Juande. 例えばアンダルシアの白い村を通ってモロッコに渡り村を比較するようなルート。具体的にはここカディス県だと、アルコス・デ・ラ・フロンテーラ、メディナ・シドニア、ベヘール・デ・ラ・フロンテーラ等の白い村を通り、モロッコに渡る。白い村の建物だったり、建築方法だったり、住居の壁を塗るのに石灰を使う事とか似通った点が多いです。

モロッコは北部と南部で景色が全然異なります。南はアフリカ内部に入っていくため、肌の色はもっと黒く、アラブ文化が根強かったり、逆に北部の人はアンダルシアの人と似ていて、肌の色、生活スタイル等が似てたりする。
北の町であれば例えばタンジェ・テトゥアン・シャウエン・ララチェ・アシラ等の村を周ったり、南の方であれば、カスバ街道だったり、日干し煉瓦で造られた民家を見るルートだったり、北部とは異なった景色を見る事ができて面白いです。

私から見るとスペインもモロッコもとても魅力的な国。アンダルシアに住んで、モロッコを見ると宗教も違えば言葉も違う、全く違った文化を持った国なのにすごく似てる部分があって面白い。日本から見ると本当に遠くてどちらも異文化を体験する事ができて驚きも多いけれど、モロッコで声をかけてくれた人を安易に信用して嫌な事に巻き込まれてしまったと昔人から聞いた話。遠い国に住む私達には事情がわかりにくいし気をつけなければならない事もあると思う。

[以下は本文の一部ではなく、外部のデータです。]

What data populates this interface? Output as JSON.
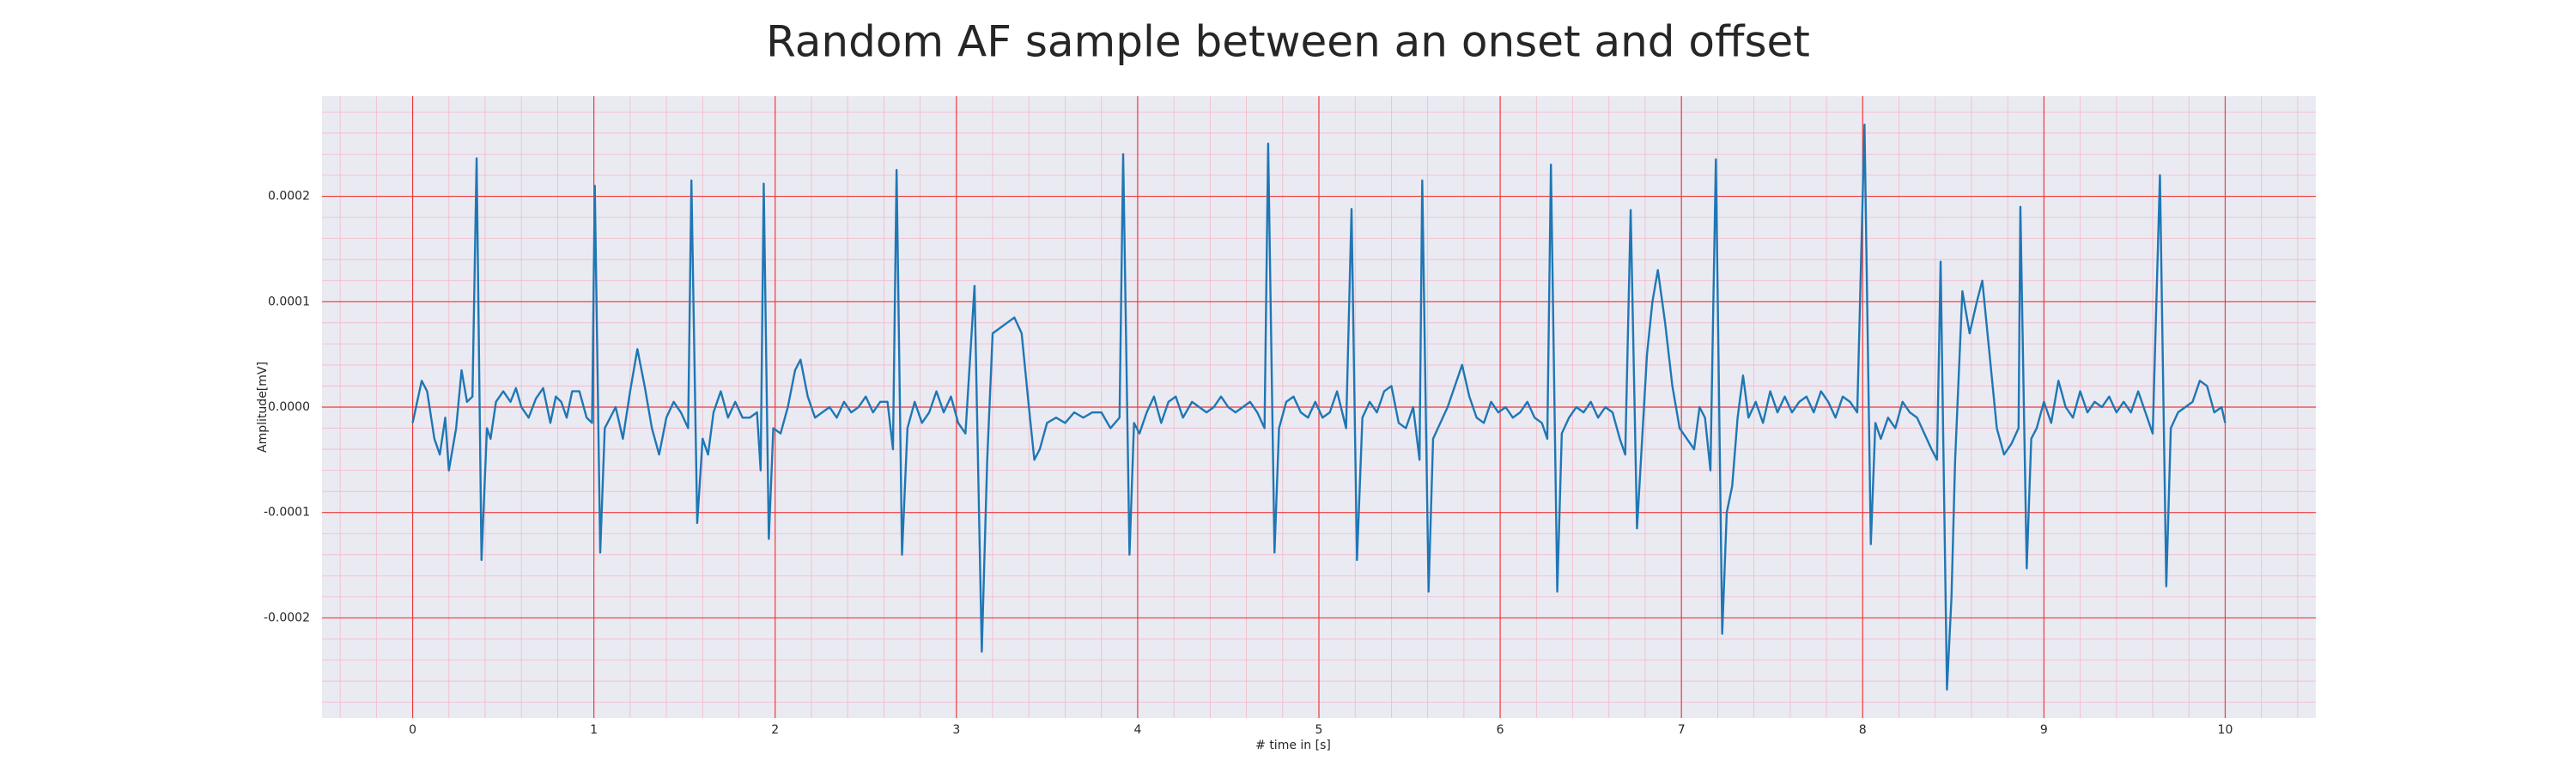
{
  "chart_data": {
    "type": "line",
    "title": "Random AF sample between an onset and offset",
    "xlabel": "# time in [s]",
    "ylabel": "Amplitude[mV]",
    "color": "#1f77b4",
    "grid": true,
    "minor_grid": true,
    "xlim": [
      -0.5,
      10.5
    ],
    "ylim": [
      -0.000295,
      0.000295
    ],
    "xticks": [
      0,
      1,
      2,
      3,
      4,
      5,
      6,
      7,
      8,
      9,
      10
    ],
    "yticks": [
      -0.0002,
      -0.0001,
      {
        "value": 0,
        "label": "0.0000"
      },
      0.0001,
      0.0002
    ],
    "x": [
      0.0,
      0.05,
      0.08,
      0.12,
      0.15,
      0.18,
      0.2,
      0.24,
      0.27,
      0.3,
      0.33,
      0.353,
      0.38,
      0.41,
      0.43,
      0.46,
      0.5,
      0.54,
      0.57,
      0.6,
      0.64,
      0.68,
      0.72,
      0.76,
      0.79,
      0.82,
      0.85,
      0.88,
      0.92,
      0.96,
      0.99,
      1.005,
      1.035,
      1.06,
      1.09,
      1.12,
      1.16,
      1.2,
      1.24,
      1.28,
      1.32,
      1.36,
      1.4,
      1.44,
      1.48,
      1.52,
      1.538,
      1.57,
      1.6,
      1.63,
      1.66,
      1.7,
      1.74,
      1.78,
      1.82,
      1.86,
      1.9,
      1.92,
      1.937,
      1.965,
      1.99,
      2.03,
      2.07,
      2.11,
      2.14,
      2.18,
      2.22,
      2.26,
      2.3,
      2.34,
      2.38,
      2.42,
      2.46,
      2.5,
      2.54,
      2.58,
      2.62,
      2.65,
      2.67,
      2.7,
      2.73,
      2.77,
      2.81,
      2.85,
      2.89,
      2.93,
      2.97,
      3.01,
      3.05,
      3.1,
      3.14,
      3.17,
      3.2,
      3.24,
      3.28,
      3.32,
      3.36,
      3.4,
      3.43,
      3.46,
      3.5,
      3.55,
      3.6,
      3.65,
      3.7,
      3.75,
      3.8,
      3.85,
      3.9,
      3.92,
      3.955,
      3.98,
      4.01,
      4.05,
      4.09,
      4.13,
      4.17,
      4.21,
      4.25,
      4.3,
      4.34,
      4.38,
      4.42,
      4.46,
      4.5,
      4.54,
      4.58,
      4.62,
      4.66,
      4.7,
      4.72,
      4.755,
      4.78,
      4.82,
      4.86,
      4.9,
      4.94,
      4.98,
      5.02,
      5.06,
      5.1,
      5.15,
      5.18,
      5.21,
      5.24,
      5.28,
      5.32,
      5.36,
      5.4,
      5.44,
      5.48,
      5.52,
      5.555,
      5.57,
      5.605,
      5.63,
      5.67,
      5.71,
      5.75,
      5.79,
      5.83,
      5.87,
      5.91,
      5.95,
      5.99,
      6.03,
      6.07,
      6.11,
      6.15,
      6.19,
      6.23,
      6.26,
      6.28,
      6.315,
      6.34,
      6.38,
      6.42,
      6.46,
      6.5,
      6.54,
      6.58,
      6.62,
      6.66,
      6.69,
      6.72,
      6.755,
      6.78,
      6.81,
      6.84,
      6.87,
      6.91,
      6.95,
      6.99,
      7.03,
      7.07,
      7.1,
      7.13,
      7.16,
      7.19,
      7.225,
      7.25,
      7.28,
      7.31,
      7.34,
      7.37,
      7.41,
      7.45,
      7.49,
      7.53,
      7.57,
      7.61,
      7.65,
      7.69,
      7.73,
      7.77,
      7.81,
      7.85,
      7.89,
      7.93,
      7.97,
      8.01,
      8.045,
      8.07,
      8.1,
      8.14,
      8.18,
      8.22,
      8.26,
      8.3,
      8.34,
      8.38,
      8.41,
      8.43,
      8.465,
      8.49,
      8.51,
      8.55,
      8.59,
      8.63,
      8.66,
      8.7,
      8.74,
      8.78,
      8.82,
      8.86,
      8.87,
      8.905,
      8.93,
      8.96,
      9.0,
      9.04,
      9.08,
      9.12,
      9.16,
      9.2,
      9.24,
      9.28,
      9.32,
      9.36,
      9.4,
      9.44,
      9.48,
      9.52,
      9.56,
      9.6,
      9.64,
      9.675,
      9.7,
      9.74,
      9.78,
      9.82,
      9.86,
      9.9,
      9.94,
      9.98,
      10.0
    ],
    "values": [
      -1.5e-05,
      2.5e-05,
      1.5e-05,
      -3e-05,
      -4.5e-05,
      -1e-05,
      -6e-05,
      -2e-05,
      3.5e-05,
      5e-06,
      1e-05,
      0.000236,
      -0.000145,
      -2e-05,
      -3e-05,
      5e-06,
      1.5e-05,
      5e-06,
      1.8e-05,
      0,
      -1e-05,
      8e-06,
      1.8e-05,
      -1.5e-05,
      1e-05,
      5e-06,
      -1e-05,
      1.5e-05,
      1.5e-05,
      -1e-05,
      -1.5e-05,
      0.00021,
      -0.000138,
      -2e-05,
      -1e-05,
      0,
      -3e-05,
      1.5e-05,
      5.5e-05,
      2e-05,
      -2e-05,
      -4.5e-05,
      -1e-05,
      5e-06,
      -5e-06,
      -2e-05,
      0.000215,
      -0.00011,
      -3e-05,
      -4.5e-05,
      -5e-06,
      1.5e-05,
      -1e-05,
      5e-06,
      -1e-05,
      -1e-05,
      -5e-06,
      -6e-05,
      0.000212,
      -0.000125,
      -2e-05,
      -2.5e-05,
      0,
      3.5e-05,
      4.5e-05,
      1e-05,
      -1e-05,
      -5e-06,
      0,
      -1e-05,
      5e-06,
      -5e-06,
      0,
      1e-05,
      -5e-06,
      5e-06,
      5e-06,
      -4e-05,
      0.000225,
      -0.00014,
      -2e-05,
      5e-06,
      -1.5e-05,
      -5e-06,
      1.5e-05,
      -5e-06,
      1e-05,
      -1.5e-05,
      -2.5e-05,
      0.000115,
      -0.000232,
      -5e-05,
      7e-05,
      7.5e-05,
      8e-05,
      8.5e-05,
      7e-05,
      0,
      -5e-05,
      -4e-05,
      -1.5e-05,
      -1e-05,
      -1.5e-05,
      -5e-06,
      -1e-05,
      -5e-06,
      -5e-06,
      -2e-05,
      -1e-05,
      0.00024,
      -0.00014,
      -1.5e-05,
      -2.5e-05,
      -5e-06,
      1e-05,
      -1.5e-05,
      5e-06,
      1e-05,
      -1e-05,
      5e-06,
      0,
      -5e-06,
      0,
      1e-05,
      0,
      -5e-06,
      0,
      5e-06,
      -5e-06,
      -2e-05,
      0.00025,
      -0.000138,
      -2e-05,
      5e-06,
      1e-05,
      -5e-06,
      -1e-05,
      5e-06,
      -1e-05,
      -5e-06,
      1.5e-05,
      -2e-05,
      0.000188,
      -0.000145,
      -1e-05,
      5e-06,
      -5e-06,
      1.5e-05,
      2e-05,
      -1.5e-05,
      -2e-05,
      0,
      -5e-05,
      0.000215,
      -0.000175,
      -3e-05,
      -1.5e-05,
      0,
      2e-05,
      4e-05,
      1e-05,
      -1e-05,
      -1.5e-05,
      5e-06,
      -5e-06,
      0,
      -1e-05,
      -5e-06,
      5e-06,
      -1e-05,
      -1.5e-05,
      -3e-05,
      0.00023,
      -0.000175,
      -2.5e-05,
      -1e-05,
      0,
      -5e-06,
      5e-06,
      -1e-05,
      0,
      -5e-06,
      -3e-05,
      -4.5e-05,
      0.000187,
      -0.000115,
      -4e-05,
      5e-05,
      0.0001,
      0.00013,
      8e-05,
      2e-05,
      -2e-05,
      -3e-05,
      -4e-05,
      0,
      -1e-05,
      -6e-05,
      0.000235,
      -0.000215,
      -0.0001,
      -7.5e-05,
      -1e-05,
      3e-05,
      -1e-05,
      5e-06,
      -1.5e-05,
      1.5e-05,
      -5e-06,
      1e-05,
      -5e-06,
      5e-06,
      1e-05,
      -5e-06,
      1.5e-05,
      5e-06,
      -1e-05,
      1e-05,
      5e-06,
      -5e-06,
      0.000268,
      -0.00013,
      -1.5e-05,
      -3e-05,
      -1e-05,
      -2e-05,
      5e-06,
      -5e-06,
      -1e-05,
      -2.5e-05,
      -4e-05,
      -5e-05,
      0.000138,
      -0.000268,
      -0.00018,
      -5e-05,
      0.00011,
      7e-05,
      0.0001,
      0.00012,
      5e-05,
      -2e-05,
      -4.5e-05,
      -3.5e-05,
      -2e-05,
      0.00019,
      -0.000153,
      -3e-05,
      -2e-05,
      5e-06,
      -1.5e-05,
      2.5e-05,
      0,
      -1e-05,
      1.5e-05,
      -5e-06,
      5e-06,
      0,
      1e-05,
      -5e-06,
      5e-06,
      -5e-06,
      1.5e-05,
      -5e-06,
      -2.5e-05,
      0.00022,
      -0.00017,
      -2e-05,
      -5e-06,
      0,
      5e-06,
      2.5e-05,
      2e-05,
      -5e-06,
      0,
      -1.5e-05
    ]
  }
}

色々な旅のスタイルがあるけれどモロッコの事情を知る人と行く旅は事情の異なる遠い国を、そこでの新たな出会いを、リラックスして楽しむことができる旅になるかも。
例えばヘレスでこちら風のパティオ(中庭)付きピソ(アパート)に宿泊し、お料理なんて教わって生活をちょっと体験してからアンダルシアの白い村を周ってモロッコへ旅をする。お酒の町から禁酒の国へ。
少しゆったりしたペースで、視点を変えて、街や人の雰囲気を味わいながら違いを楽しむ旅をしてみてはどうでしょう?